Backtesting
Replay historical Parquet or Arrow batches through a candidate ruleset and compare it against the one you run today.
Because BlazeRules is the same engine live and offline, the rules you run in production can be replayed over historical data without a second implementation. Backtesting means pointing a candidate ruleset at recorded records, then comparing its decisions and scores against the current ruleset before you promote the change.
One engine for stream and backtestThere is no separate "backtest mode". You load a ruleset and call the same
evaluate_batch/evaluate_ndjsonmethods you use live. The only difference is the source of records: historical Parquet or Arrow instead of a live queue.
The idea
A typical change-safety workflow looks like this:
- Read historical records as Arrow
RecordBatchobjects. - Evaluate each batch through two engines — one loaded with the current production rules, one with your candidate rules.
- Compare the per-record decisions, scores, and match counts. Differences are exactly the records your change would have routed differently.
The result fields you compare are the standard ones documented in Observability: decisions, decision_codes, scores, risk_bands, winning_rule_ids, and match_counts. The grouped-index helpers make a diff cheap:
import blazerules
current = blazerules.RuleEngine()
current.load_rules("rules.yaml")
candidate = blazerules.RuleEngine()
candidate.load_rules("rules-candidate.yaml")
# For each historical batch:
cur = current.evaluate_batch(batch)
cand = candidate.evaluate_batch(batch)
# Records the candidate would route differently:
cur_groups = cur.grouped_decision_indices()
cand_groups = cand.grouped_decision_indices()
# Compare cur_groups vs cand_groups, or diff cur.decisions vs cand.decisions.Reading historical data
Use whatever already produces typed Arrow batches. In full builds, blazerules_io.read_record_batches(path, batch_size=...) reads files into batches; in custom lean builds, read Parquet with pyarrow and pass the batches in.
import blazerules
import blazerules_io
engine = blazerules.RuleEngine()
engine.load_rules("rules-candidate.yaml")
for batch in blazerules_io.read_record_batches("history.parquet", batch_size=16384):
result = engine.evaluate_batch(batch)
# accumulate result.decisions / result.scores for comparisonNative backtest API
For Parquet history, use the built-in A/B comparison API.
report = engine.backtest(
parquet_path=["history/day-1.parquet", "history/day-2.parquet"],
rules_a="rules.yaml",
rules_b="rules-candidate.yaml",
label_column="fraud_label",
)
print(report.total_records)
print(report.fire_rate_a, report.fire_rate_b)
print(report.new_positives, report.lost_positives)
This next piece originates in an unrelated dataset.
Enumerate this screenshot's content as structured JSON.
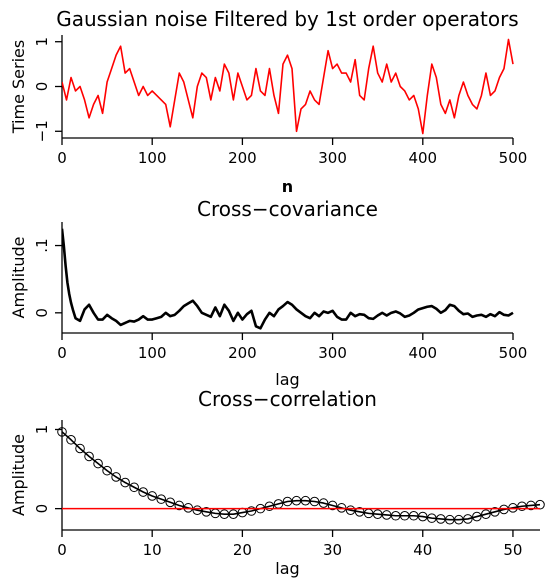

print(report.agreement_rate)
print(report.precision_a, report.recall_a)
print(report.precision_b, report.recall_b)The C++ overloads are backtest(const BacktestConfig&) and backtest(parquet_paths, rules_a, rules_b, label_column). BacktestConfig contains parquet_paths, rules_file_a, rules_file_b, label_column, and batch_size.
Shadow rulesA rule can carry a
shadowfield, which lets you evaluate a rule's effect without letting it drive the final decision. This is a natural fit for backtesting a single new rule inside an otherwise-unchanged ruleset. Usematch_counts,winning_rule_ids, and grouped decision indices to see how often the shadow rule fired and which rows would have changed under a promoted candidate.
Replay window rules in chronological orderWindow rules read prior-batch history, inject derived window columns, evaluate the current batch, then commit that batch for future batches. A backtest of any window-based rule is only correct if you feed batches in chronological order and keep entity affinity, exactly as the data arrived live. Same-batch repeated entity rows do not see earlier rows from that same batch by default. See the engine's window semantics for the full ordering contract.